As I've walked around campus lately I've been noticing a lot of something. Ugly people. Cornell has some seriously ugly people. Unfortunately, for the most of them the only repair is to lose like 100 pounds or undergo massive facial reconstruction, or in the worst cases, both. But for some, it really is a matter of changing a small few things to boost their appearance from 1 to even 4 points on my 1-10 scale. For starters:

Facial hair: Facial hair is not something to be half assed. If you can't grow a good beard, don't grow one at all. This scraggly shit I see all over makes me want to vomit. All I talk about is how I want grow out a sweet beard, but do you see me doing it (minus when I don't bother to shave for like four weeks)? No. Because my beard would suck and would be a disgrace among beards. Another thing, long beards don't mean awesome. There's a fine line here. You'll either look like a scumbag hippee or a badass biker. You can easily distinguish the two. The hippee beard is long, unkept, and unwashed. The badass biker looks to be unkempt, but is actually trimmed quite well. You'll just never see it happen.
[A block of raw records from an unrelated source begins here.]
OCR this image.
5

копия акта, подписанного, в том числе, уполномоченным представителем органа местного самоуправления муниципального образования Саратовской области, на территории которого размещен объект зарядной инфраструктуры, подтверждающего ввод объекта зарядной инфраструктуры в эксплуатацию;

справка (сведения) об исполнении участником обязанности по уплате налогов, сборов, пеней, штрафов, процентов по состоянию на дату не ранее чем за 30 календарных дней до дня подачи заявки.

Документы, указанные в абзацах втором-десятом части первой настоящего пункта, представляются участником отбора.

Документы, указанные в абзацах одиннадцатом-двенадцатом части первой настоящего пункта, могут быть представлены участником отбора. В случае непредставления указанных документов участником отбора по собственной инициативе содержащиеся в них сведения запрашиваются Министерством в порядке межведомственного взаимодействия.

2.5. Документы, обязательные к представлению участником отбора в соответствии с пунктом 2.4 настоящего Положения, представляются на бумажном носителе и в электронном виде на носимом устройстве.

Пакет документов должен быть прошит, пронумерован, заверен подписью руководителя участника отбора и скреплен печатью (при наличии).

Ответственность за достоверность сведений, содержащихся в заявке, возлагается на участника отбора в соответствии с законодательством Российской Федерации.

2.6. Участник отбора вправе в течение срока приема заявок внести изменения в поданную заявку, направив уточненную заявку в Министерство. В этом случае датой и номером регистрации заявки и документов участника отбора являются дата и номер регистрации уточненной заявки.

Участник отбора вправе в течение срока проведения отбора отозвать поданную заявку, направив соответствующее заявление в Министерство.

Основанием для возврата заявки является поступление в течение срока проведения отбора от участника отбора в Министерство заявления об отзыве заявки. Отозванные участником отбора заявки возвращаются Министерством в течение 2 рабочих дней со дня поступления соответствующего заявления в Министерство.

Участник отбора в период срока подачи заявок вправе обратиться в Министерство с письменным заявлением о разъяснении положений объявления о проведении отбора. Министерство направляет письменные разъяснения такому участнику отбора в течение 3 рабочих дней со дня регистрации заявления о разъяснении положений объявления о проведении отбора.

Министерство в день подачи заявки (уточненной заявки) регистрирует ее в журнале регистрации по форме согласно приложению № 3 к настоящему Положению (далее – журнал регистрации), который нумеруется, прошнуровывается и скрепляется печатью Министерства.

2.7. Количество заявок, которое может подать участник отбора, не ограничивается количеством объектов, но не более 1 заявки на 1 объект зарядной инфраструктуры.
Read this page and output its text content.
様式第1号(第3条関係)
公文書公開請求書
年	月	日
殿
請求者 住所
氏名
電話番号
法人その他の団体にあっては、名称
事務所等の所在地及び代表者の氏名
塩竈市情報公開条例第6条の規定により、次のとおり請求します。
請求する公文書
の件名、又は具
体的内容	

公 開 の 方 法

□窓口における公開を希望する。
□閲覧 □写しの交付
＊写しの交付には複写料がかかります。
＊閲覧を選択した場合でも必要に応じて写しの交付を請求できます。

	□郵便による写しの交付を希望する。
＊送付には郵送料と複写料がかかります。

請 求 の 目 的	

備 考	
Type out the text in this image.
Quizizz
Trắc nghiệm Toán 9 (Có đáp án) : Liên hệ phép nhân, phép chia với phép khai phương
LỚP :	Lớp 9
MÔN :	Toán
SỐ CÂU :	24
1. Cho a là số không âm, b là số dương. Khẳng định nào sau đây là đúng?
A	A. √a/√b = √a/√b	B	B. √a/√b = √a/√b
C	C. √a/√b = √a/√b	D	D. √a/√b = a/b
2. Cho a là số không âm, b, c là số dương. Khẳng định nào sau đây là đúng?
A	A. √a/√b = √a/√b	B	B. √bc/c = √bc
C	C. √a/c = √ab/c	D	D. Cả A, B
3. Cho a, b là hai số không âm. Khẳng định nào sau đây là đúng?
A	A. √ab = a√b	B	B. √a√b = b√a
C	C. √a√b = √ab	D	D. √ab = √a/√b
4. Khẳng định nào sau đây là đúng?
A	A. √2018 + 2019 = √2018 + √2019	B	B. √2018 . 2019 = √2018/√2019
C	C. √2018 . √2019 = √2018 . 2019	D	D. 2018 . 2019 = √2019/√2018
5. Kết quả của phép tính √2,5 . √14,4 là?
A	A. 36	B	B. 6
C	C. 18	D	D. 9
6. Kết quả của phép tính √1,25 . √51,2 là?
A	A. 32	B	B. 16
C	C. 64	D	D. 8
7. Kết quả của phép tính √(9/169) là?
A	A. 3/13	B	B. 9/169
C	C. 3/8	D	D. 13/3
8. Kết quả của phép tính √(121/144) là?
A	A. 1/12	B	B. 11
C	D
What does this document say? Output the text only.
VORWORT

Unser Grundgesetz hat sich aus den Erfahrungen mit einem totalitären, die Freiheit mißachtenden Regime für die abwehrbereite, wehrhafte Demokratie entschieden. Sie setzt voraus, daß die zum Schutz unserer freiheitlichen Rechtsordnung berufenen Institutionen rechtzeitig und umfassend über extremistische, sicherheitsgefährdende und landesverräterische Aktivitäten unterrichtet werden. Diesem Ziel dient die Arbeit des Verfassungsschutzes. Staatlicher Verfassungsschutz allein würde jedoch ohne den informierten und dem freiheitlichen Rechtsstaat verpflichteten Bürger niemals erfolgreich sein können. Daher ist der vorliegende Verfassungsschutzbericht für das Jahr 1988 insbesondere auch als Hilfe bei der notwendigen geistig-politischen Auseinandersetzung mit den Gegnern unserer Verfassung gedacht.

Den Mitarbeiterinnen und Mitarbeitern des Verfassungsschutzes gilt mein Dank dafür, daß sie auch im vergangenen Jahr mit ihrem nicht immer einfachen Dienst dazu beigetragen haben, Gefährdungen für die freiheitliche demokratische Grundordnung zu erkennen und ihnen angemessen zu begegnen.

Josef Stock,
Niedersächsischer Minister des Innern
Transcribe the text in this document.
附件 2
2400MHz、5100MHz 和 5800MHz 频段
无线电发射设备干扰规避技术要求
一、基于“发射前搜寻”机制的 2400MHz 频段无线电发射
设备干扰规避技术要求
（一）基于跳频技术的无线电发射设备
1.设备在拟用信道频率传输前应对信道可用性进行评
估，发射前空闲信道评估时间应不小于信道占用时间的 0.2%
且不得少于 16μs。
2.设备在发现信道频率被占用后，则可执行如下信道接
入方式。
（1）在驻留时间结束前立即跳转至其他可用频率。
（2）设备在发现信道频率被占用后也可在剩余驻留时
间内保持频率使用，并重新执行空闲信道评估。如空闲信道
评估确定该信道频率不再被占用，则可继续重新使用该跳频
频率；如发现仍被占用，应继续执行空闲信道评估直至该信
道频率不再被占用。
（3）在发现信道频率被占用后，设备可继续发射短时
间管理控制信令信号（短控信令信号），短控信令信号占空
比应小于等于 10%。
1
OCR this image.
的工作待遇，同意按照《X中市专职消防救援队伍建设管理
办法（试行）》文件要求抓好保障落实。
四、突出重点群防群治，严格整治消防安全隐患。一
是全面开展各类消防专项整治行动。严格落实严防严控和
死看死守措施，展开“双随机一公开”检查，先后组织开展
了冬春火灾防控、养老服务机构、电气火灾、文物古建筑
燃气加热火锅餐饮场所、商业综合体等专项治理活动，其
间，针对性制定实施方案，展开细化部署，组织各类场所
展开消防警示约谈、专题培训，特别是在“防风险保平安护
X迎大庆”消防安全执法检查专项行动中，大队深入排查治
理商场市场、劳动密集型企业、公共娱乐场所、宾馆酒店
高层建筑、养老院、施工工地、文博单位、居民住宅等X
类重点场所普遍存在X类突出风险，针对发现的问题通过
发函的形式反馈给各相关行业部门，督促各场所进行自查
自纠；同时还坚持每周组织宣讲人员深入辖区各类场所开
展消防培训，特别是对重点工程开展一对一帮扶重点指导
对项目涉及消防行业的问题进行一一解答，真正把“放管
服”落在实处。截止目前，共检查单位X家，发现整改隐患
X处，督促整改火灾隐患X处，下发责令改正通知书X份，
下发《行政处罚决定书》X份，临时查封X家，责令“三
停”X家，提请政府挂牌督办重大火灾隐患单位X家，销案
Collars: Don't pop your collar unless you deserve to. If you're a millionaire's son who owns a jag and nice clothes and a yaht, or if you look like one, then go ahead. You earned it. If you're a chubby fat boy who starched his out of style pink polo shirt to follow the fashion trends, go chew on some razors.

Those emo glasses: They're not cool anymore. Not everyone needs to look emo. There's too many people wearing those thick framed glasses like it's still a new idea. Yeah, there's a few who look reasonable in them, but they probably really are emo, so it fits. I literally saw 5 dudes walk past me once, all in those stupid glasses. Like some fucking emo glasses club. Almost gave them all a firm punch in the whoo ha, but I was eating my soup.

Those big Russian hats on girls: I don't know if you've noticed, but it's not fucking cold in Ithaca. And those Russian hats belong in Russia. Those and those fucking Uggs. Next Ithaca is Cold shirt I see if getting the knuckleduster.

Girls wearing big sweatsuits: You've seen them. Yeah, if you're on a sports team, go ahead and wear them. That's what they're for. If you're some overweight girl walking to class, then no. Sweats are a status symbol, not a fashion statement.

Wearing a winter jacket, a winter hat, and sandals: Not cool. Ass hats.

Long hair on dudes: If your hair is over a foot long, you better have an awesome beard to make up for it. Long hair MUST be accompanied for a great beard. Otherwise you look like a fairy. A few guys can pull off the European look, usually if they're European, and still have long hair that makes girls swoon. This however comes at the cost of making other dudes think you're a puss.

Funny hats: You may have seen a person walking around with a goofy hat. Like a hat that looks like a parrot, or one of those long elf hats, or those hats with all the crazy spikes, etc. They're not funny. You might get a slight kick out of it on first sight, but immediately after you wonder how much they paid for that hat, and why they are still wearing it at the cost of any respect you might have had for them. Silly hats are for silly hat day only.

That's all the stuff I can generalize now. Feel free to add or comment or whatever. I don't care. Just don't do any of the pitfalls listed above, or you shall be branded resident asstard of the community.